Powder Metal Gears

Increasingly, it has been seen that the gear designers have understood the advantages and flexibility of powder metallurgy. Powder metal gears have found applications in a variety of industries. Like appliances, office machinery, automobiles, outdoor power equipment, power hand tools etc. The powder metallurgy process is quite adept in producing range of close tolerance gears. They can make gears that has strengths up to 1240 Mps. This is done at most economical prices and in volume quantities. Common gears that are manufactured with powder metallurgy techniques include spur, helical, bevel, face, spur-helical, sprockets etc.
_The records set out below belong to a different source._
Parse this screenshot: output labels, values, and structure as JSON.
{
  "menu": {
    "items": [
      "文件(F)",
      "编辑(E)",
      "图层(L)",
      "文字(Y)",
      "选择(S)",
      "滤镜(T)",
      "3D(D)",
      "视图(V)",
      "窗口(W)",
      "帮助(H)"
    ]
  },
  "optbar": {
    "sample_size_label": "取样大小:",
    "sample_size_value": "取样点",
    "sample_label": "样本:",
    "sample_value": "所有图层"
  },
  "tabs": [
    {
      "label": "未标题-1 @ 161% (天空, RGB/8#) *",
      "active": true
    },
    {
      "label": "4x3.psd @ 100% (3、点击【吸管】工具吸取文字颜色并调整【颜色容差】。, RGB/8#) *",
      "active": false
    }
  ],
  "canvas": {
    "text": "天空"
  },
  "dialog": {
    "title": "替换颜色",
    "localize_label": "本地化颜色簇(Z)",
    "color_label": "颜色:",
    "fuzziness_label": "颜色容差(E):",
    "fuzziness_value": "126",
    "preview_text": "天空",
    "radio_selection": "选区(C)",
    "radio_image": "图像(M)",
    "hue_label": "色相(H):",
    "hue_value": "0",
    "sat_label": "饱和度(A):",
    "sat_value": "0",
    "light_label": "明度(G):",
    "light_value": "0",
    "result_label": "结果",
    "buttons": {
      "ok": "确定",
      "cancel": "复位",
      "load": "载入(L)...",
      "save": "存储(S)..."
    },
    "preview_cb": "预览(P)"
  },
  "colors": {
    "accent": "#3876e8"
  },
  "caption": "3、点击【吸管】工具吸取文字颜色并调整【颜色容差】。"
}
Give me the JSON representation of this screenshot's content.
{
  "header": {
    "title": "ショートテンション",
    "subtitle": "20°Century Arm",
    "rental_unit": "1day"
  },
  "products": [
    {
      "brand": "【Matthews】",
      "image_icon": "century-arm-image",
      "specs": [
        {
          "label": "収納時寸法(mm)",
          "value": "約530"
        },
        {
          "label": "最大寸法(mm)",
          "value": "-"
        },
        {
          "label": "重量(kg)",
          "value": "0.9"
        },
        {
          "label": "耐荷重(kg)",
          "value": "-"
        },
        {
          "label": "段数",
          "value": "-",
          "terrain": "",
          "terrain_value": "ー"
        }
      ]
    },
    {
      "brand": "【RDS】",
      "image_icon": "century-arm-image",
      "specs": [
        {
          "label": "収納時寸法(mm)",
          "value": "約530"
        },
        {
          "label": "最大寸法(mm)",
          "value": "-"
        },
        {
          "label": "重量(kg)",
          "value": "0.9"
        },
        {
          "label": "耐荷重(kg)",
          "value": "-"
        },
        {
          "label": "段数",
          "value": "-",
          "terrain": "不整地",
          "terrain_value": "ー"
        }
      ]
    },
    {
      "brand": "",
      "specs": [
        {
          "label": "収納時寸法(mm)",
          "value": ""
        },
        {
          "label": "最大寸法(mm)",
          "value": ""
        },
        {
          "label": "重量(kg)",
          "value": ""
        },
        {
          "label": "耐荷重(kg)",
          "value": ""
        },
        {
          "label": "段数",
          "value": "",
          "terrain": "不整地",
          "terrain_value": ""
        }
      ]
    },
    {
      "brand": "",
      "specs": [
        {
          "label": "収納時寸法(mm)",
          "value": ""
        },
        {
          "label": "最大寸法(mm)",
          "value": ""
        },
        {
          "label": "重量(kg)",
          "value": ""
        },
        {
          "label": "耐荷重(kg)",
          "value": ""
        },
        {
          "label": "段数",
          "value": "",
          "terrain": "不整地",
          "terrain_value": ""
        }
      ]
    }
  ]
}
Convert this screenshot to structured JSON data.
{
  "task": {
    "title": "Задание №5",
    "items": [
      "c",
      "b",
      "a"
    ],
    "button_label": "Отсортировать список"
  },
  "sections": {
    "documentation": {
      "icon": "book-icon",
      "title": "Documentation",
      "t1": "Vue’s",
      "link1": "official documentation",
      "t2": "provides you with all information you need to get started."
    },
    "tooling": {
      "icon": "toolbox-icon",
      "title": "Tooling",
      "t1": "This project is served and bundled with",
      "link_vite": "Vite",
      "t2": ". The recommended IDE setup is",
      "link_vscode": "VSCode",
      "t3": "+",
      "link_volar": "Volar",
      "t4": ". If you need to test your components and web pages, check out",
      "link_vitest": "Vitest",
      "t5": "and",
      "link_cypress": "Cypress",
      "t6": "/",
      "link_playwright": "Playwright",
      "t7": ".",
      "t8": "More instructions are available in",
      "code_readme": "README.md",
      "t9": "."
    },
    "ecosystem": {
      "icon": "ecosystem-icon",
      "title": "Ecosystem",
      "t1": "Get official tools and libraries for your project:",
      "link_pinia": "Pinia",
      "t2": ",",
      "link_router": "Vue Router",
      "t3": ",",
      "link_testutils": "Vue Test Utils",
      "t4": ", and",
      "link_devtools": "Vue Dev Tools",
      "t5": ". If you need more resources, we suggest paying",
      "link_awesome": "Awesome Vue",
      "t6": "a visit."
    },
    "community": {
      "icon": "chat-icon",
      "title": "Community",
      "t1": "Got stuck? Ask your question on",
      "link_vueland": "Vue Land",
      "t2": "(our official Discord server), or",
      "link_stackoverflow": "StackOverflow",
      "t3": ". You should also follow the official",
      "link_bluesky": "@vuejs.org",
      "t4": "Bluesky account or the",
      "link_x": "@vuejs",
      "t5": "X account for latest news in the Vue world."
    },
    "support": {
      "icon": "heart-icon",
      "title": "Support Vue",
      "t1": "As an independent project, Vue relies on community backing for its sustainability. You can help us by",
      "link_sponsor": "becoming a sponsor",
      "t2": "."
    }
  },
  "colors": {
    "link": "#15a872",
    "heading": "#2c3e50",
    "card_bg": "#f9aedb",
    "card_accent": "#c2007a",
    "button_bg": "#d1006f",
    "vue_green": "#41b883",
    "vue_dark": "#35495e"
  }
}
Advantages of Powder Metal gears
Compared to a conventional gear manufacturing process, the powder metallurgy process has the ability to offer several distinct advantages. This is particularly visible, with gears made out of powder metallurgy eliminating the need for machining and there is no scrap losses either. There is easy provision to form internal configurations (splines, keys, keyways). These are formed simultaneously with the gear profile while the molding process is on. Following process advantages are associated with powder metal gear manufacture:

Considerable economy in mass production
Uniformity in the features and dimensions of parts
Manufacturing of multilevel gears
Close monitoring of density
Reduction and even elimination of the need for secondary operations
Improved surface finishes
Self-lubricating ability
Noise reduction due to sound-dampening qualities
Weight reduction

Manufacturing of Powder Metal Gears
There is two methods available for the production of Powder metal gears.

Press and Sinter method
This is a typical process where fine metal powder along with alloying ingredients are molded under very high pressure. Which is then fired to fuse the mass. It is a relatively high-production technology for manufacturing high-strength gears at a comparatively low cost. Metals typically used for the purposes of gears can be iron-based mixtures, bronzes and even brasses. Powder metals though costly, but it offsets this by the advantage of minimal scrap losses.

Name	Composition(%)	Specification Designation	Ultimate Tensile Strength (psi)	Comments
Iron-Copper Alloy	Copper 7-11 Iron-remainder	Copper 7-11 Iron-remainder	40,000	Gives a controlled amount of porosity;perfect for lubricant impregnation
Copper-Steel Alloy	Iron 94,0 min. Copper 1.0 - 4.0 Other 2.0 max.	ASTM B310-58T Class A Type II	60,000	Fair enough for Gear applications subject to high impact
Carbon-Steel Alloy	Iron 95.5 min. Silicon 0.3 max. Aluminum 0.2 min Other 3.0	SAE Type 6 Class C ASTM B310-58T	50,000	Excellent wear resistance
Alloy Steel AISI 4630	Carbon 0.30 Manganese 0.50 Silicon 0.25 Nitrogen 1.7 Molybdenum 2.5 Iron balance		160,000	High strength sintered powder material
Phosphor Bronze	Copper 87.0 Min. Tin 9.5 - 10.5 Phosphor 0.3 - 0.5 Other 1.5 max.	SAE Type 1 Class A ASTM B202-58T Type 1 Class A Mil B 5687A Type 1 Comp.A	30,000	One of the strong sinter bronzes

Gear Rolling
To do away and improve upon the traditional "press and sinter" method Gear rolling is now increasingly used for making gears in powder metallurgy. This is because gear production have not been able to produce the same level of gears as with that of precision grinding. This process can take the manufacturing standards to AGMA 10 or more.